Before BP’s Deepwater Horizon disaster, there was Exxon Valdez.
Until last April’s blowout in the Gulf of Mexico, the 1989 crash of the Exxon Valdez oil tanker off the coast of Alaska was the most notorious oil spill in American history and, even today, 22 years later, the legal battle continues to burn.
As The New York Times reports, marine biologist Rick Steiner, an expert in oil spills and their aftermath, has spearheaded an effort to reexamine the Valdez settlement. The aim is to force Exxon Mobile, as the company is now called, to pay further penalties under a “reopener” clause in the original 1991 settlement.
As a result, Steiner, Exxon Mobile and the federal government are going before a federal judge to present their arguments about whether the company is still liable.

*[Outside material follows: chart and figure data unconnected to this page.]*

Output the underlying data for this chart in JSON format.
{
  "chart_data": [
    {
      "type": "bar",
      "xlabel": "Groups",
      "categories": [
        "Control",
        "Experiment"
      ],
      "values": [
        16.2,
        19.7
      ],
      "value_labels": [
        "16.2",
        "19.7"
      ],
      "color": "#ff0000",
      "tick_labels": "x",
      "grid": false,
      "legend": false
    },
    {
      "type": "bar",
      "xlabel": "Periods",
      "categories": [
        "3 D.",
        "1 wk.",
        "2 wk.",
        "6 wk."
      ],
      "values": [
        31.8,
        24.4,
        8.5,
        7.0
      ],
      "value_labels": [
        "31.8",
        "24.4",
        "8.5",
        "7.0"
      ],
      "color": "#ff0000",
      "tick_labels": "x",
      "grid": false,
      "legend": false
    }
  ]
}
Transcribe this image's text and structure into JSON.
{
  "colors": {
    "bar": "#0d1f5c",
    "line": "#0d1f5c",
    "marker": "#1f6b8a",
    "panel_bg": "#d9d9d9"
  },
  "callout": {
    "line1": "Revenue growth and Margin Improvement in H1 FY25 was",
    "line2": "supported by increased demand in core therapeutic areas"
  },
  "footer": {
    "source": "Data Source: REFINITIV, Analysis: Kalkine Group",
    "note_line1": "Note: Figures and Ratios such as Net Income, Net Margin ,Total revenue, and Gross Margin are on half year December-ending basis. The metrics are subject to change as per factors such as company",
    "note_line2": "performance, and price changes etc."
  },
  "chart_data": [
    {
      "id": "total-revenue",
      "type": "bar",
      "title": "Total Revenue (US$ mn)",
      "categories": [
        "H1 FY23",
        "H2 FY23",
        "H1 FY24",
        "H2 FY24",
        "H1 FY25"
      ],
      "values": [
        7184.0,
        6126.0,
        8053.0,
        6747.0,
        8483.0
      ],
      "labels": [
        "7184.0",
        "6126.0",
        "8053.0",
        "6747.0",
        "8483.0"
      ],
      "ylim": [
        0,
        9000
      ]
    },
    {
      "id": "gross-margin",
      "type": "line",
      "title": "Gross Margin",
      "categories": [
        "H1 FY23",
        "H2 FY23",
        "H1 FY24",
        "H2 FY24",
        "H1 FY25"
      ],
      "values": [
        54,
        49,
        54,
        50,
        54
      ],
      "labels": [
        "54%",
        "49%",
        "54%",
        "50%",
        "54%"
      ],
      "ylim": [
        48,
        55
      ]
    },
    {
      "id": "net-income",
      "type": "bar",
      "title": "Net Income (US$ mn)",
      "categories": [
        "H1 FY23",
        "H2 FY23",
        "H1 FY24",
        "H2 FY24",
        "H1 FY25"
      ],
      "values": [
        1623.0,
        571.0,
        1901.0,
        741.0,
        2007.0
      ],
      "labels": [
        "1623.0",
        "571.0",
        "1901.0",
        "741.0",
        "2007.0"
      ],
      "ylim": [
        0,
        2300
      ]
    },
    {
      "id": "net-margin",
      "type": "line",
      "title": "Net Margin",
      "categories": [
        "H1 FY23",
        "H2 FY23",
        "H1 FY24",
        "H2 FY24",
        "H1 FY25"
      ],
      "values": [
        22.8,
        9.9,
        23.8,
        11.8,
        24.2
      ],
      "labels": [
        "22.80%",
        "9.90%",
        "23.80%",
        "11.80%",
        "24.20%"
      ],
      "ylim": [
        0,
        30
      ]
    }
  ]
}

Steiner’s December motion to order Exxon to pay $115 million under the reopener clause precipitated Friday’s hearing. He is using a series of studies of ongoing environmental damage, which show that many species affected by the spill have yet to fully rebound, as the basis for his argument. “If they were to be a responsible corporate citizen, they’d just cut a check on Friday and be done with it,” Steiner told the Times.
Although he says that the federal government demanded that Exxon pay $92 million using the reopener in 2006, though it never followed up, U.S. officials have argued that Steiner has no standing to sue. A federal judge dismissed that argument and, in January, ordered the new hearing. Steiner said he was worried that more than anything, the government just wants everyone to forget about the case.
Although Exxon Mobile says it considers the issue resolved and will not pay any more for environmental or economic damage, an unfavorable ruling will add to the more than $900 million it has already paid out.